Hello from Hawaii and welcome to week 3 of our newsletter. We appreciate your patience (and suggestions!) while we work on finding a name for this publication.
New newsletter alert! Kevin is working on finding the best writing on software engineering. If you would be interested in receiving a separate newsletter with the most thought provoking posts for coders, let us know by replying to this email. We’re early in the process, and anxious to hear what readers value the most. Tell us what you’d like to see in a technologist focused newsletter by dropping a note to editor@buriedreads.com
From the Operators
Henry Ward of Carta opens up the books on their internal cap table data, revealing the discrepancy between the proportion of women in tech and their relative share of equity in “Women on Cap Tables”
David Cummings of Atlanta Tech Village narrows down the key drivers for startup ecosystems in “Growing the Startup Community”. Assuming he’s right, look for Shenzen and London to get a shot in the arm from IPOs of X Financials and Farfetch respectively.
Jason Cohen of WP Engine reminds us that just as performance driving has sudden acceleration, lurching stops, and scary turns, so too does running a high growth startup in “When ‘fits and starts’ is the most efficient path”

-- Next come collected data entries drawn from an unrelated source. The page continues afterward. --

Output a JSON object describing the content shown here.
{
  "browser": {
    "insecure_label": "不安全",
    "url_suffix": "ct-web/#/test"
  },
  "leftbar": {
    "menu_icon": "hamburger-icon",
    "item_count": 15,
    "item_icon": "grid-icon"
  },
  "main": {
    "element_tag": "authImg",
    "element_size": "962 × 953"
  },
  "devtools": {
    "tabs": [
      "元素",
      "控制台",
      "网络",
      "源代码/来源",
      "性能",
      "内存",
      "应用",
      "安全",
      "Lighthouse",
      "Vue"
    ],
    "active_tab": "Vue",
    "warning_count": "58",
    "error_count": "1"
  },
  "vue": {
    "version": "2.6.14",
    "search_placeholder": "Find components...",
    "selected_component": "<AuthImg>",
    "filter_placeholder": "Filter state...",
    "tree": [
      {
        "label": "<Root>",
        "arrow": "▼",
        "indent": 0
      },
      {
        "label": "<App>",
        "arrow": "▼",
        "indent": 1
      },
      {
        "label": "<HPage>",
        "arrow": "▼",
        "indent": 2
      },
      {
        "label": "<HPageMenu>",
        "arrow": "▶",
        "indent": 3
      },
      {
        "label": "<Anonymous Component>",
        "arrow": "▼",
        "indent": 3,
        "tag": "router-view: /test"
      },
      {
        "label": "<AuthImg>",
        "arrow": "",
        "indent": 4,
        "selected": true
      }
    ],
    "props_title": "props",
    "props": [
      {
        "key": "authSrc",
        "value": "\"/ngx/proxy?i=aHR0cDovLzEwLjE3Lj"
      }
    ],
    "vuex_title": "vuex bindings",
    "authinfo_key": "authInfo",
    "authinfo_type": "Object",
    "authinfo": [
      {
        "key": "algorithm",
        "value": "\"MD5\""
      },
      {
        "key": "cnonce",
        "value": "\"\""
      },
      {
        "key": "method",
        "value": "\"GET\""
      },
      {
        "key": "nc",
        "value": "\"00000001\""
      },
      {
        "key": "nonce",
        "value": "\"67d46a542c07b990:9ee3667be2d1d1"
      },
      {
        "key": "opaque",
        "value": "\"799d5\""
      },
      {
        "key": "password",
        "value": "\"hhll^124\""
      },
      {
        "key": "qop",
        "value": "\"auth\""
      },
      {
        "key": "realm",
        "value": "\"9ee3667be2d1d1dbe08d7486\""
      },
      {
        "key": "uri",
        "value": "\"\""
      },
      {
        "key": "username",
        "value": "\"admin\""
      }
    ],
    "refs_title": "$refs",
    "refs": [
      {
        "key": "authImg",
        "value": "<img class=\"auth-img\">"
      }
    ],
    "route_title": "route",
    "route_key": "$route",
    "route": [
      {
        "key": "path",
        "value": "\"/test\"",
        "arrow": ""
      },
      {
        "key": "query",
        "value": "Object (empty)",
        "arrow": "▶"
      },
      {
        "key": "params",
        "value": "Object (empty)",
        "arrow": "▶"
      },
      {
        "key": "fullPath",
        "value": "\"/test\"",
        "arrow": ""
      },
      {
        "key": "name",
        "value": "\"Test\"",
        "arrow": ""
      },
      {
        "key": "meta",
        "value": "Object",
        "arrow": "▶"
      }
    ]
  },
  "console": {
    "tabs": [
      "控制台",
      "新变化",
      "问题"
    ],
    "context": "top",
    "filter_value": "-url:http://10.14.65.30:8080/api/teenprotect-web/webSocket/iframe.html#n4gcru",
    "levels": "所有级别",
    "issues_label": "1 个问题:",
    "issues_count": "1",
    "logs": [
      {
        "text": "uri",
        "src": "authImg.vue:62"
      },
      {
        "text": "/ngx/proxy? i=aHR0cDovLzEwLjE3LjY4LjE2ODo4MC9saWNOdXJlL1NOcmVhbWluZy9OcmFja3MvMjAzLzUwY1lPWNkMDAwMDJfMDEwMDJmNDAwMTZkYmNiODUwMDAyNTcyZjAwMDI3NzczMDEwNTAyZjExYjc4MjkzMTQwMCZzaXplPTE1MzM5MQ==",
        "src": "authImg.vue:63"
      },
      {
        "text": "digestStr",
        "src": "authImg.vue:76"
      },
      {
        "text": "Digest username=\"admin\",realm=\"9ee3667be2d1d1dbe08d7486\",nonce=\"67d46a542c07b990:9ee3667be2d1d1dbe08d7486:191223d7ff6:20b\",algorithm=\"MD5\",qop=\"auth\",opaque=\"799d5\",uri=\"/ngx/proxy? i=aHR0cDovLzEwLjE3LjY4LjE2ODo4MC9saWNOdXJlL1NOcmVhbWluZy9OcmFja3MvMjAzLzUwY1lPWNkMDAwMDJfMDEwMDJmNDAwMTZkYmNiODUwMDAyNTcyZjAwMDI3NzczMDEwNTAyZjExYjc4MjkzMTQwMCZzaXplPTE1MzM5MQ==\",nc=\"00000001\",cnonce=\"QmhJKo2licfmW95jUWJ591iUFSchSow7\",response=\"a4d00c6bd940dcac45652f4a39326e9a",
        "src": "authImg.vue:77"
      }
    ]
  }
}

James Gill of GoSquared looks back on the success of his company’s weekly newsletter in “17,000 subscribers. 450 hours. 150 issues of GoSquared Weekly.”
From the Analysts
Alex Wilhelm of Crunchbase News gives us the lowdown on how to decode an S-1 statement in “From Private To Public: How To Read An S-1”. It is especially useful this week given the IPOs of Upwork, Eventbrite, X Financial, Farfetch, and Survey Monkey.
From the Investors
Semil Shah of Haystack lends an outside perspective on the shake up at KPCB, most noticeably highlighting the addition of Mamoon Hamid formerly of Social Capital as an encouraging sign, in “Reflections On The Big Shake-Up At Kleiner Perkins”
Jason Lemkin of SaaStr candidly answers a question on the mind of many struggling founders in “When should a CEO tell startup employees that the company is going under?”. This is only the beginning of an answer for an incredibly touchy subject; more founders and investors should write about this.
Stephanie Simon of Y Combinator announces that YC will be taking applications a batch ahead for their upcoming accelerator. They’re well on their way to grabbing a toehold across a huge swath of the early stage funnel, when you consider this is coming on the heels of their giant 15,000 company Startup School batch.
Bruce Booth of Life Sci VC charts 50% growth in the number of publicly traded biotech stocks from 2011 to 2016 in “The Incredible Expanding Universe of Biotech Stocks”
This Week’s Podcast Pick
If you don’t already know about the Internet History Podcast, you are missing out. Brian McCullough the creator started out by researching and telling the history himself in January 2014. By March of 2014 the podcast was discovered by an early Netscape engineer who volunteered for an interview. From there, Brian has gone on to interview over a hundred insiders who built the web as we know it.